Trudeau’s Appointment Avoids the Legal Challenge

To avoid this legal challenge, Trudeau on October 17, 2016 appointed a judge from Newfoundland to head off the constitutional challenge.

Trudeau’s appointment was Mr. Justice Malcolm Rowe from the Newfoundland Court of Appeal. The latter is a judicial activist who believes judges should not be bound by the law, but should create new laws to make a “definitive” statement on the law.  He stated the role of the Supreme Court was to craft laws “rather than to simply interpret them”.  Judge Rowe is also strongly leftist in his perspective.  Prior to his appointment to the Bench, he was an assistant to former Newfoundland Liberal Premier Brian Tobin, with whom he helped abolish denominational schools in Newfoundland in the mid-1990’s, provided rights for homosexual and lesbians, and extended full health funding to the Morgentaler abortion clinic.  Heaven help us!  “Objectivity” clearly will not be a part of Judge Rowe’s judicial performance on the Supreme Court.  We can, as a result, have no confidence in the Supreme Court of Canada as he now joins the other activist judges already on the court.

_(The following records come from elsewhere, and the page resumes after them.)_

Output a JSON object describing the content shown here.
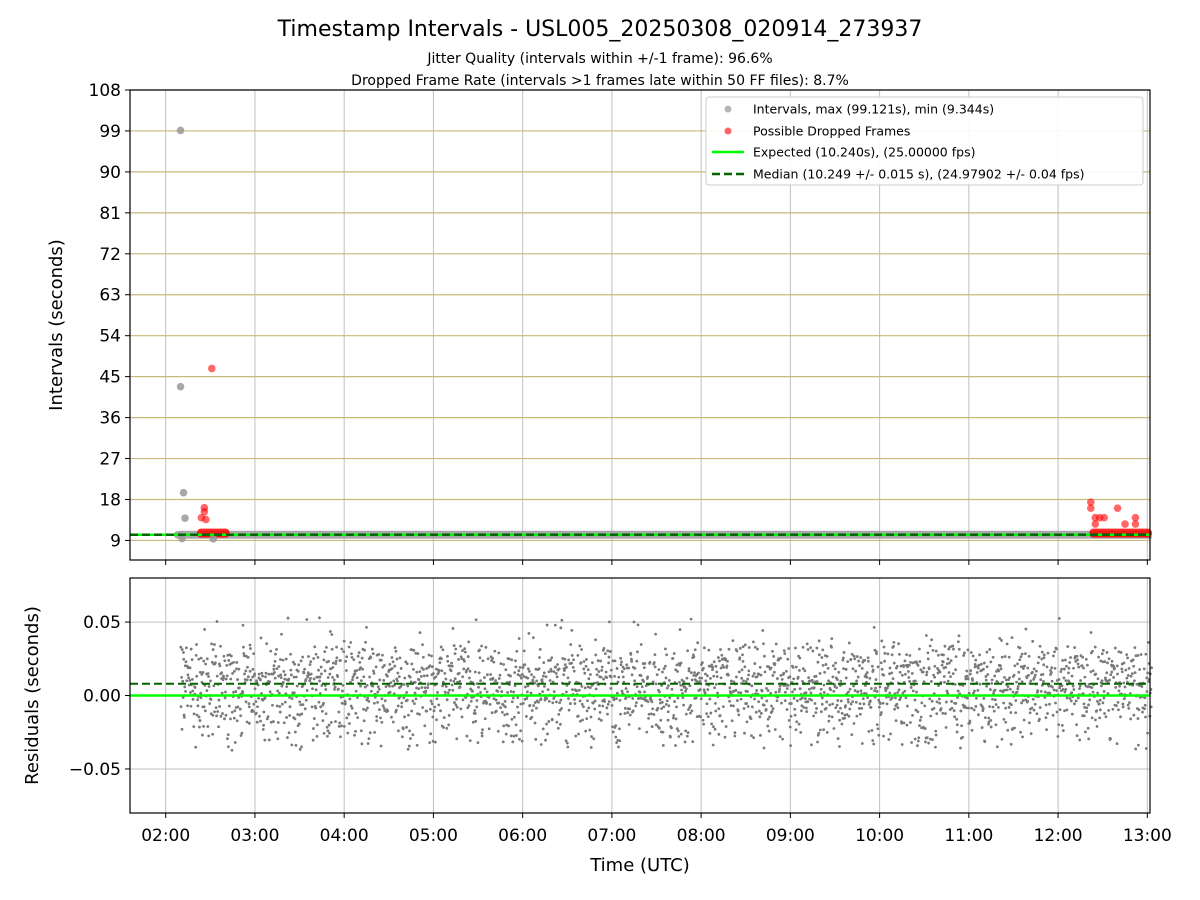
{
  "figure": {
    "title": "Timestamp Intervals - USL005_20250308_020914_273937",
    "subtitle_line1": "Jitter Quality (intervals within +/-1 frame): 96.6%",
    "subtitle_line2": "Dropped Frame Rate (intervals >1 frames late within 50 FF files): 8.7%"
  },
  "chart_data": [
    {
      "type": "scatter",
      "panel": "intervals",
      "ylabel": "Intervals (seconds)",
      "xlabel": "",
      "y_ticks": [
        9,
        18,
        27,
        36,
        45,
        54,
        63,
        72,
        81,
        90,
        99,
        108
      ],
      "y_tick_labels": [
        "9",
        "18",
        "27",
        "36",
        "45",
        "54",
        "63",
        "72",
        "81",
        "90",
        "99",
        "108"
      ],
      "ylim": [
        4.7,
        108
      ],
      "xlim_hours": [
        1.6,
        13.03
      ],
      "grid": true,
      "legend_position": "upper-right",
      "legend": [
        {
          "label": "Intervals, max (99.121s), min (9.344s)",
          "marker": "circle",
          "color": "#999999"
        },
        {
          "label": "Possible Dropped Frames",
          "marker": "circle",
          "color": "#ff0000"
        },
        {
          "label": "Expected (10.240s), (25.00000 fps)",
          "line": "solid",
          "color": "#00ff00"
        },
        {
          "label": "Median (10.249 +/- 0.015 s), (24.97902 +/- 0.04 fps)",
          "line": "dashed",
          "color": "#006400"
        }
      ],
      "expected_line": 10.24,
      "median_line": 10.249,
      "series": [
        {
          "name": "Intervals",
          "points": [
            {
              "x": "02:10",
              "y": 99.121
            },
            {
              "x": "02:10",
              "y": 42.8
            },
            {
              "x": "02:12",
              "y": 19.5
            },
            {
              "x": "02:13",
              "y": 13.9
            },
            {
              "x": "02:11",
              "y": 9.4
            },
            {
              "x": "02:32",
              "y": 9.344
            },
            {
              "x": "02:08",
              "y": 10.24
            }
          ],
          "continuous_band": {
            "x_from": "02:09",
            "x_to": "13:03",
            "y": 10.25
          }
        },
        {
          "name": "Possible Dropped Frames",
          "points": [
            {
              "x": "02:31",
              "y": 46.8
            },
            {
              "x": "02:26",
              "y": 16.2
            },
            {
              "x": "02:26",
              "y": 15.3
            },
            {
              "x": "02:24",
              "y": 14.0
            },
            {
              "x": "02:27",
              "y": 13.6
            },
            {
              "x": "12:22",
              "y": 17.4
            },
            {
              "x": "12:22",
              "y": 16.1
            },
            {
              "x": "12:25",
              "y": 14.0
            },
            {
              "x": "12:25",
              "y": 12.6
            },
            {
              "x": "12:28",
              "y": 14.0
            },
            {
              "x": "12:31",
              "y": 14.0
            },
            {
              "x": "12:40",
              "y": 16.1
            },
            {
              "x": "12:45",
              "y": 12.6
            },
            {
              "x": "12:52",
              "y": 14.0
            },
            {
              "x": "12:52",
              "y": 12.6
            }
          ],
          "dense_clusters": [
            {
              "x_from": "02:21",
              "x_to": "02:43",
              "y": 10.6
            },
            {
              "x_from": "12:21",
              "x_to": "13:03",
              "y": 10.6
            }
          ]
        }
      ]
    },
    {
      "type": "scatter",
      "panel": "residuals",
      "ylabel": "Residuals (seconds)",
      "xlabel": "Time (UTC)",
      "x_ticks": [
        "02:00",
        "03:00",
        "04:00",
        "05:00",
        "06:00",
        "07:00",
        "08:00",
        "09:00",
        "10:00",
        "11:00",
        "12:00",
        "13:00"
      ],
      "y_ticks": [
        -0.05,
        0.0,
        0.05
      ],
      "y_tick_labels": [
        "−0.05",
        "0.00",
        "0.05"
      ],
      "ylim": [
        -0.08,
        0.08
      ],
      "xlim_hours": [
        1.6,
        13.03
      ],
      "grid": true,
      "expected_line": 0.0,
      "median_line": 0.008,
      "series": [
        {
          "name": "Residuals",
          "x_from": "02:10",
          "x_to": "13:03",
          "levels": [
            0.02,
            0.0,
            -0.02
          ],
          "spread": 0.02,
          "range": [
            -0.04,
            0.054
          ]
        }
      ]
    }
  ],
  "colors": {
    "axes": "#000000",
    "grid_vertical": "#b0b0b0",
    "grid_horizontal_top": "#c9b97a",
    "grid_horizontal_bottom": "#b0b0b0",
    "intervals": "#999999",
    "dropped": "#ff0000",
    "expected": "#00ff00",
    "median": "#006400",
    "residuals": "#7a7a7a"
  }
}
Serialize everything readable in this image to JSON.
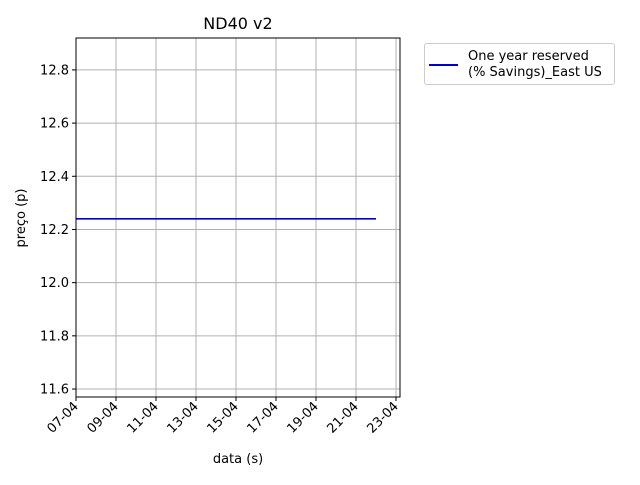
{
  "chart_data": {
    "type": "line",
    "title": "ND40 v2",
    "xlabel": "data (s)",
    "ylabel": "preço (p)",
    "x_tick_labels": [
      "07-04",
      "09-04",
      "11-04",
      "13-04",
      "15-04",
      "17-04",
      "19-04",
      "21-04",
      "23-04"
    ],
    "y_tick_labels": [
      "11.6",
      "11.8",
      "12.0",
      "12.2",
      "12.4",
      "12.6",
      "12.8"
    ],
    "y_ticks": [
      11.6,
      11.8,
      12.0,
      12.2,
      12.4,
      12.6,
      12.8
    ],
    "xlim": [
      "07-04",
      "23-04"
    ],
    "ylim": [
      11.57,
      12.92
    ],
    "grid": true,
    "legend_position": "upper right, outside plot",
    "series": [
      {
        "name": "One year reserved\n(% Savings)_East US",
        "color": "#0000cc",
        "x": [
          "07-04",
          "22-04"
        ],
        "y": [
          12.24,
          12.24
        ]
      }
    ]
  }
}
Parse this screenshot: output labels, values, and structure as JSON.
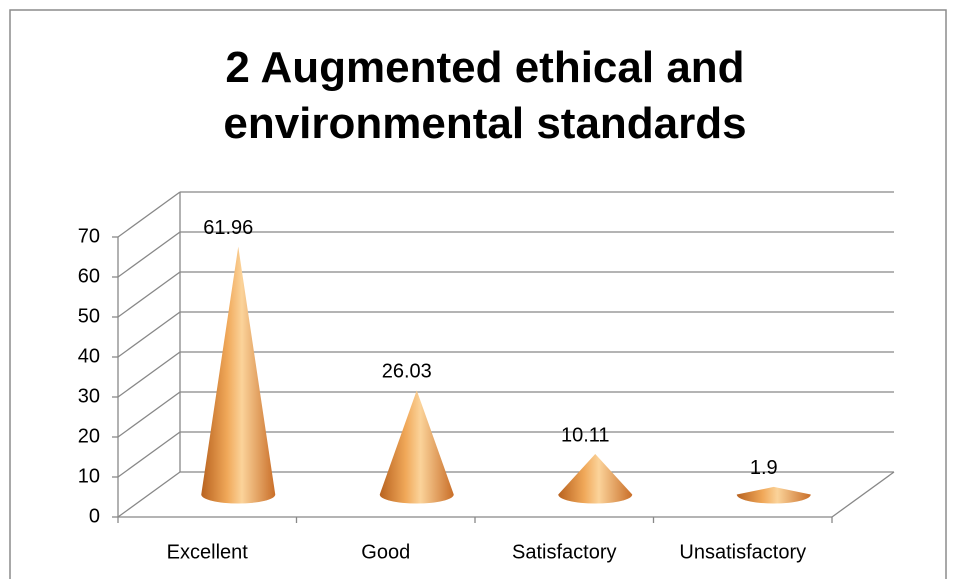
{
  "chart_data": {
    "type": "cone",
    "title": "2 Augmented ethical and environmental standards",
    "categories": [
      "Excellent",
      "Good",
      "Satisfactory",
      "Unsatisfactory"
    ],
    "values": [
      61.96,
      26.03,
      10.11,
      1.9
    ],
    "color": "#e8913f",
    "ylim": [
      0,
      70
    ],
    "yticks": [
      0,
      10,
      20,
      30,
      40,
      50,
      60,
      70
    ],
    "grid": true
  }
}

Trudeau has selected “bilingualism” and “identity” as the critical issues for appointing judges to the Supreme Court – not legal merit. This is bizarre, and is a function of the fog swirling around in Trudeau’s head. The new appointment system is superficial, ill-thought out, and lacking in substance and practicality.  It is a fraudulent system, proposed to give the appearance of objectivity and fairness, but in effect, will not provide a shred of any of this.